Amid the substantial hike in TMO prices and the lower-priced free market, plenty of sultanas have been going to the TMO this year. In mid-September, the agency announced that appointments on sultanas had reached 80,000 tonnes. At the end of September, Mintec heard that appointments had crossed the 100,000-tonne mark. Recently, the president of the Alasehir Chamber of Agriculture said that the TMO was planning on procuring as much as 140,000 tonnes of sultanas from this year’s harvest.

The Turkish sultana supply is plentiful. This follows an ample harvest this year and a hefty carry-in, estimated at around 70,000-75,000 tonnes, including 35,000 tonnes of the TMO carry-in inventory. Following the August rains in key western growing provinces, the availability of lighter-coloured fruit, mainly types 10 and 11, has been severely reduced. Opinions on the availability of type 9 sultanas vary – some market players foresee tightness in this category, whereas some say that type 9 sultanas should be readily available amid the abundant supply.

Type 8 and 7 (darker colours) sultanas will be plentiful, and prices for these grades are expected to decline. Trade sources have been commenting on large differences in prices and qualities of the 2022/23 harvest. One European trader said, “Prices differ quite a lot because grades can be easily interchanged. All the different sultana types are darker this year. What’s more important than the colour is that the product is clean”.

The demand developments continue to be driven by two key themes. Firstly, there are concerns over rising inflationary pressures and how this could impact consumer spending within the dried fruit category. Secondly, sultanas benefit from being the cheapest food ingredient in the nut and dried fruit category.
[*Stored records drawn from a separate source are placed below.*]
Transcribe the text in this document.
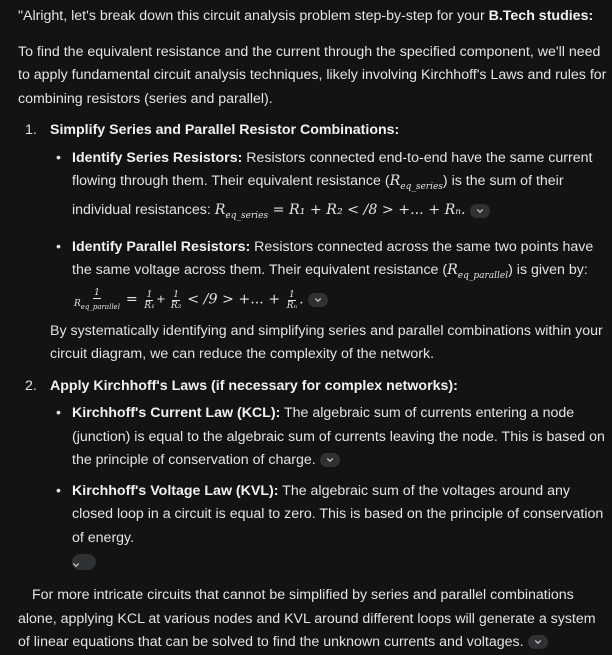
"Alright, let's break down this circuit analysis problem step-by-step for your B.Tech studies:

To find the equivalent resistance and the current through the specified component, we'll need to apply fundamental circuit analysis techniques, likely involving Kirchhoff's Laws and rules for combining resistors (series and parallel).

1. Simplify Series and Parallel Resistor Combinations:
• Identify Series Resistors: Resistors connected end-to-end have the same current flowing through them. Their equivalent resistance $(R_{eq\_series})$ is the sum of their individual resistances: $R_{eq\_series} = R_1 + R_2 < /8$ > +... + Rₙ.
• Identify Parallel Resistors: Resistors connected across the same two points have the same voltage across them. Their equivalent resistance $(R_{eq\_parallel})$ is given by:

$\frac{1}{R_{eq\_parallel}} = \frac{1}{\text{R₁}} + \frac{1}{\text{R₂}} < /9$ > +... + $\frac{1}{\text{Rₙ}}$ .

By systematically identifying and simplifying series and parallel combinations within your circuit diagram, we can reduce the complexity of the network.

2. Apply Kirchhoff's Laws (if necessary for complex networks):
• Kirchhoff's Current Law (KCL): The algebraic sum of currents entering a node (junction) is equal to the algebraic sum of currents leaving the node. This is based on the principle of conservation of charge.
• Kirchhoff's Voltage Law (KVL): The algebraic sum of the voltages around any closed loop in a circuit is equal to zero. This is based on the principle of conservation of energy.

For more intricate circuits that cannot be simplified by series and parallel combinations alone, applying KCL at various nodes and KVL around different loops will generate a system of linear equations that can be solved to find the unknown currents and voltages.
In the first five weeks of the new 2022/23 campaign, Turkey exported 32,500 tonnes of dried grapes, 6% less than during the same period a year ago.

“The recession will hit demand and prices. We are budgeting for a 10% decrease in our dried grape procurement”, a European trader said. Another trader added, “We have seen a drop in demand for dried fruit. People are looking for cheaper substitutes”.

Some market participants are more buoyed by the present market opportunities, mostly pointing to the fact that sultanas continue to be competitively priced. “We have not experienced a slowdown in demand for sultanas. We sell branded products to European discounters, and our sales in this category have been increasing”, a European trader said. This was echoed by another trader who also commented that demand from discount retailers has not waned.